Strengths of our study include a relatively large sample size of pregnancies with SARS-CoV-2 infection, including 58% with symptomatic illness and 8% with severe or critical disease. Another strength of this cohort is the identification and inclusion of a contemporaneously enrolled control population. To control for heterogeneity and regional differences in the placenta, we used 4 biological replicates with equal representation of fetal and maternal surfaces. Our study is limited by the timing of SARS-CoV-2 infection in pregnancy, which largely occurred in the third trimester. Although it is possible that women identified as SARS-CoV-2 negative at the time of delivery may have had resolved, asymptomatic SARS-CoV-2 infection earlier in pregnancy, the timing of enrollment of the included controls early in the pandemic from April to June 2020 makes this possibility less likely (the first wave in greater Boston area began in mid-March) [104]. While the misclassification after asymptomatic resolved infection in the control group remains a theoretical possibility, an unidentified exposure in the negative control group would likely have biased our results to the null hypothesis (diminishing differences between groups). The effects of first- or second-trimester infection on ACE2 and TMPRSS2 expression should be evaluated, as infection earlier in pregnancy could be associated with increased risk of transplacental transmission. The impact of sex differences in placental patterns of ACE2 and TMPRSS2 expression will need to be evaluated in large cohorts with the ability to link biological data with disease outcomes of interest such as transplacental transmission.

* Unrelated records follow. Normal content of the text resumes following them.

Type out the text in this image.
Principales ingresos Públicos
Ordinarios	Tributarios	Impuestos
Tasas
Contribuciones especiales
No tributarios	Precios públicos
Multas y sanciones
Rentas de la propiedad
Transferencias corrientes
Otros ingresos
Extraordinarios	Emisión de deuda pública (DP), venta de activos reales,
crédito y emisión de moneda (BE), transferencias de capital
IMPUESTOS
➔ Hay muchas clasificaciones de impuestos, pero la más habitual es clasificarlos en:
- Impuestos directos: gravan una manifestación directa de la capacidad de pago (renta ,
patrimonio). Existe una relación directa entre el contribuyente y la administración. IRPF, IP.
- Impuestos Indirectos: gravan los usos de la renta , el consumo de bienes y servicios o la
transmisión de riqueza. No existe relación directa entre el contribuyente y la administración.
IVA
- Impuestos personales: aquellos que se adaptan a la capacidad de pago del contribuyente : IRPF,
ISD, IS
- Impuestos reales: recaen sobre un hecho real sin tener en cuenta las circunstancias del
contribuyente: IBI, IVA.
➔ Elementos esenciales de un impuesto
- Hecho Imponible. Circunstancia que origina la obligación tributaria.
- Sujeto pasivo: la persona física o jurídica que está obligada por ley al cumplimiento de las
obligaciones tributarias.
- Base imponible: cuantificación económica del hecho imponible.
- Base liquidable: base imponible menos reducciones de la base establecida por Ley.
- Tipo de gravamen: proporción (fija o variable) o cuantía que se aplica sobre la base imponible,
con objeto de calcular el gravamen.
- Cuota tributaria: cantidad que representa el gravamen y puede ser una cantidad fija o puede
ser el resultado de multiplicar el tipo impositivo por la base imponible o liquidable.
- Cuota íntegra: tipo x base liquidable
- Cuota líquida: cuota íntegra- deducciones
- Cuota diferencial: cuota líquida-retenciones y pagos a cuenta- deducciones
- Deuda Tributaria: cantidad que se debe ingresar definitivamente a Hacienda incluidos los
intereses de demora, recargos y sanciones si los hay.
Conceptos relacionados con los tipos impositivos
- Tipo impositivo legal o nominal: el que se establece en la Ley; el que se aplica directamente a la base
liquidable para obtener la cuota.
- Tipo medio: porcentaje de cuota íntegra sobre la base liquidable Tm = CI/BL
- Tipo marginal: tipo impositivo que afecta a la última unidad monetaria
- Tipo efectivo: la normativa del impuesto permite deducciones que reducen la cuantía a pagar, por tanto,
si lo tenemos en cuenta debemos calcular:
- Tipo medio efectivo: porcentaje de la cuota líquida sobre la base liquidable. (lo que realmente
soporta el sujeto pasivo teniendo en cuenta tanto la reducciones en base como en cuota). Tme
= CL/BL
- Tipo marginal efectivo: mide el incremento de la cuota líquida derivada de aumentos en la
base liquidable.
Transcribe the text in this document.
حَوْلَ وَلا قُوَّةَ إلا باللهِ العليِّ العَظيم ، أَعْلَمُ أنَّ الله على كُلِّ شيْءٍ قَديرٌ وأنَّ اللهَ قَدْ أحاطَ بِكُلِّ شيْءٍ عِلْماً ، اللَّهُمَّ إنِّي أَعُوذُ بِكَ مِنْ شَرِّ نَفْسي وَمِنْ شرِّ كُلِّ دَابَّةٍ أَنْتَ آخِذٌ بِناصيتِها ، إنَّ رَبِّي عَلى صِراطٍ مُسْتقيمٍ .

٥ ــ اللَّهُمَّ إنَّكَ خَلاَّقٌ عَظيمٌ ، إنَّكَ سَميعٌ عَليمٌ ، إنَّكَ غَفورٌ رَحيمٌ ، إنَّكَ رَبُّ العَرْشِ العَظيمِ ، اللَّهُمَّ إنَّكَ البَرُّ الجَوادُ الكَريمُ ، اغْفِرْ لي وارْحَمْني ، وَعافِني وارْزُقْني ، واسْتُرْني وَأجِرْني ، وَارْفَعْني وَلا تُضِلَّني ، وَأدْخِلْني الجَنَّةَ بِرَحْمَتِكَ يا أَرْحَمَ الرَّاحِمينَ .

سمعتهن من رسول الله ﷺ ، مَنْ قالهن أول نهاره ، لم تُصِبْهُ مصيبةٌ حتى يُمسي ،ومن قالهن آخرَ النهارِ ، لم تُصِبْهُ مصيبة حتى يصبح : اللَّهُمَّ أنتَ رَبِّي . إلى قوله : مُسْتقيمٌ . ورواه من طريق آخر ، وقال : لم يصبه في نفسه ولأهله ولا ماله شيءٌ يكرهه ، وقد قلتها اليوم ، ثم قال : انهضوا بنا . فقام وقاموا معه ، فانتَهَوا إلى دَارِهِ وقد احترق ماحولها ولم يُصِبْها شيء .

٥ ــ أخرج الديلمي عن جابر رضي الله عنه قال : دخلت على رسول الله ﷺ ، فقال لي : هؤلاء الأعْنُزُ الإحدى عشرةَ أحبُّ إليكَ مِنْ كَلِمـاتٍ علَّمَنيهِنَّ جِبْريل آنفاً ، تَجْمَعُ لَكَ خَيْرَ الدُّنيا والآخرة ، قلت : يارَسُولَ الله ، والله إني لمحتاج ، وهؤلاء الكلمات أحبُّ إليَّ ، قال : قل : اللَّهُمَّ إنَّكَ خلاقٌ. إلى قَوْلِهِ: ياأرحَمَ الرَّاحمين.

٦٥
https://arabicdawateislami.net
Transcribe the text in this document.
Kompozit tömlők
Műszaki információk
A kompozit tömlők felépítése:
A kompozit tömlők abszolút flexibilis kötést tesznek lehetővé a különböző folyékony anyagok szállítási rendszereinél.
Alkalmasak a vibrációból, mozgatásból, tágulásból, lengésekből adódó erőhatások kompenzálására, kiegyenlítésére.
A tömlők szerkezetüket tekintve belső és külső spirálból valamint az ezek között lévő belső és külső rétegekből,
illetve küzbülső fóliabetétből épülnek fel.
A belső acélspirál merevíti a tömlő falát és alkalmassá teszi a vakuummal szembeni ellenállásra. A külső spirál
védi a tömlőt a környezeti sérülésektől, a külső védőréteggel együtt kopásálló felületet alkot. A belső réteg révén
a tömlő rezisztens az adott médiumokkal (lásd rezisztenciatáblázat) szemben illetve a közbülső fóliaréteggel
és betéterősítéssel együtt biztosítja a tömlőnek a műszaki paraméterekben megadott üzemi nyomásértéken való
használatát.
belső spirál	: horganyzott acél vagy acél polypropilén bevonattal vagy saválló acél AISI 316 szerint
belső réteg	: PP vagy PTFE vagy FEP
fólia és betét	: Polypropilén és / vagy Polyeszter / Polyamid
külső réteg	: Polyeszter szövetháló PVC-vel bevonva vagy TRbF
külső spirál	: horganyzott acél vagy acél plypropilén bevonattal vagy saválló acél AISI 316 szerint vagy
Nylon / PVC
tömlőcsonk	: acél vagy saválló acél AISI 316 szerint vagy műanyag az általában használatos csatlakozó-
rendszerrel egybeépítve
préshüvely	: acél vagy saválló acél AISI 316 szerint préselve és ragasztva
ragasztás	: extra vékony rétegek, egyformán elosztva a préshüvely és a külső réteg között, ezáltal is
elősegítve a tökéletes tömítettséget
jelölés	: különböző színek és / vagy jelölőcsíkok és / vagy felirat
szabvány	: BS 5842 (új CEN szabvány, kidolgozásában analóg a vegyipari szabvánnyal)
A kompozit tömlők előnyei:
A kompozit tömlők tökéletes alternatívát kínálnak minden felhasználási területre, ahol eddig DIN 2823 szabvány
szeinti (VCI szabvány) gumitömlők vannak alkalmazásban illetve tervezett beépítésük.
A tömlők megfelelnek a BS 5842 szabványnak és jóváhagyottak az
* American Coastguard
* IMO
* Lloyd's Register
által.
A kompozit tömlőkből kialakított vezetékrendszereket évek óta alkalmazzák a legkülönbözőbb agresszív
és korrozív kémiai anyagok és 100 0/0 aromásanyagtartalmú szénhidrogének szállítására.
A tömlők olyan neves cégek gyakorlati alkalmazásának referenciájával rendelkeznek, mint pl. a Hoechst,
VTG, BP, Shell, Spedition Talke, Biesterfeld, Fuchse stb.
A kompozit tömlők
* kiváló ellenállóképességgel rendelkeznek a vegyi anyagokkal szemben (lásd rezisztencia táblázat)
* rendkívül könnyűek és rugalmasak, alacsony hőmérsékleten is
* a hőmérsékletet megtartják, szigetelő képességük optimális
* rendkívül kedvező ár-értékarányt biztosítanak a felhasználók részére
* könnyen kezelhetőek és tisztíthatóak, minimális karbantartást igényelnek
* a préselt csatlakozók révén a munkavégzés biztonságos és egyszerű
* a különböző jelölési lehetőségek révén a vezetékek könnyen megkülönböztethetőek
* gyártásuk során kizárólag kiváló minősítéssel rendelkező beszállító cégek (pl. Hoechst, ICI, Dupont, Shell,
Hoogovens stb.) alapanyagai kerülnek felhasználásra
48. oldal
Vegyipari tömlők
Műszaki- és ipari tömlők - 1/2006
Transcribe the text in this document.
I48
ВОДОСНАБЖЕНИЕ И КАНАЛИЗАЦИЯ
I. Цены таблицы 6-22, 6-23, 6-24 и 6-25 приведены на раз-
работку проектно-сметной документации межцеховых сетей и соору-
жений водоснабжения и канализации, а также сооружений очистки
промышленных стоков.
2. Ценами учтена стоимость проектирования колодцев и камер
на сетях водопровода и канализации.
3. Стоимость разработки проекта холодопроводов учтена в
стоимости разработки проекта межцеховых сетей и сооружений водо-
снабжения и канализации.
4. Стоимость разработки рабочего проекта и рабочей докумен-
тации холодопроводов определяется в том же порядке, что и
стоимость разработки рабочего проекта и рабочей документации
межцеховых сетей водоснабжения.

These data demonstrate striking sex differences in placental patterns of SARS-CoV-2 cell entry mediators in the setting of maternal SARS-CoV-2 infection. Moreover, the baseline sex differences in placental TMPRSS2, and the sexually dimorphic response of TMPRSS2 to maternal infection even in the absence of placental infection, suggest a potential role for TMPRSS2 in the placenta beyond SARS-CoV-2 entry that may be affected by fetal sex or maternal exposures. The findings presented here demonstrate the importance of reporting sex-disaggregated placental and neonatal outcomes data in the setting of maternal SARS-CoV-2 infection. These data also elucidate potential placental defenses against viral infection with SARS-CoV-2, including altered TMPRSS2 expression in the presence of maternal SARS-CoV-2 infection.